I have a small site: 120 nodes, about 20.000 words indexed, partial search enabled.
A normal search takes about 11seconds, while the cached result loads in 1second. The fewer results a search returns, the faster it loads. No results loads in about 1second, 50 results takes 11seconds.
I placed a timer on SearchApiPageController.php::page(), at the start and right before return $build. That function seems to take up about 10seconds of the 11 it takes to build the page. So it's clear that the search is responsible.
I narrowed it down to one line, taking op 9.75seconds of the 9.78 used in the function:
$result = $query->execute();
This seems related to: https://www.drupal.org/project/search_api/issues/2898327
Although I tried all patches there and the search time does not change.
I will continue investigating this week and I'll report back.
| Comment | File | Size | Author |
|---|---|---|---|
| #12 | 3015114-12--highlight_performance.patch | 2.24 KB | drunken monkey |
Comments
Comment #2
mvogel commentedThank you for investigating.
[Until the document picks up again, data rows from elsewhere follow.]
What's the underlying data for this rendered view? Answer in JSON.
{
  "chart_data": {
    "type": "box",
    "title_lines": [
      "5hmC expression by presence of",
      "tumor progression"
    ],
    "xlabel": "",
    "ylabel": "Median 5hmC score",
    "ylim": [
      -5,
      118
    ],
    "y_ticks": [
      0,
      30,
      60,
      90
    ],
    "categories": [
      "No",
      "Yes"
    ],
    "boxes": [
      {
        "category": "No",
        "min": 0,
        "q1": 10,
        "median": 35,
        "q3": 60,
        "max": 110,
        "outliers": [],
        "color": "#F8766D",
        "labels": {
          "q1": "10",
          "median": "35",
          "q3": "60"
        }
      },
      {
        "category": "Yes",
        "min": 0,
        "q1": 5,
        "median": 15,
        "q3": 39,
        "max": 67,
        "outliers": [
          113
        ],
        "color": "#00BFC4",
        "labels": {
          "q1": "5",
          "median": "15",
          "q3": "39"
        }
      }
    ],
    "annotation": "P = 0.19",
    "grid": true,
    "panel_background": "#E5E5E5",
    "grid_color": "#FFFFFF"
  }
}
I got kinda the same issue, especially when I add a second entity type so you search for node and user for example.
It seems to be related with the "content access" preprocessor when I disable it the search is fast.
Comment #3
weseze commentedI tried disabling access checks in the search API, but still 11 seconds for 50 results. I will start digging deeper.
Comment #4
weseze commentedSo I've narrowed it down to the highlight processor. As soon as I disable that, the load time drops from 11seconds to 1 second.
Comment #5
legolasboThis issue should live in the #790418: Search API issue queue because this has been narrowed down to the highlight processor, which is part of Search API, not Search API Pages. That said, I do have a patch in the making to address this issue.
Comment #6
legolasboI managed to reproduce this issue on a vanilla Drupal installation by taking the following steps:
drupal crnWhile looking through the highlighting code I noticed a couple of inefficiënt code constructs and changed those to be more efficiënt. That reduced the waiting time to 1-2 seconds when highlighting with partial matching is enabled.
@weseze Can you please test the attached patch and see if it resolves your issue?
Comment #7
legolasboComment #8
borisson_Oh wow, this looks like it makes a ton of difference. I'm going to review this properly later today but at first glance this is looking really really awesome.
Assigning this to me, in the hope that that makes me remember to do that :)
Comment #9
mkalkbrennerI already aware of these kind of optimizations. But shouldn't we follow the recommendation for PHP 5.6+?
Comment #10
legolasbo@mkalkbrenner,
I agree that the php 5.6+ approach would be better, but as far as I am aware search_api still supports php 5.5, because that's the minimum version supported by Drupal 8 core, which is why I went for the old solution. I'd be more than happy to change this if the maintainers agree.
Comment #11
borisson_I had this assigned to me, but I don't have the bandwith to actually look at this. This looks super solid though, so it get's a +1 from me.
Comment #12
drunken monkeyWow, if the performance gain of this is really as large as you say, that would of course be huge! Thanks a lot for finding this, weseze – are you maybe able to test the patch and verify the improvements for you?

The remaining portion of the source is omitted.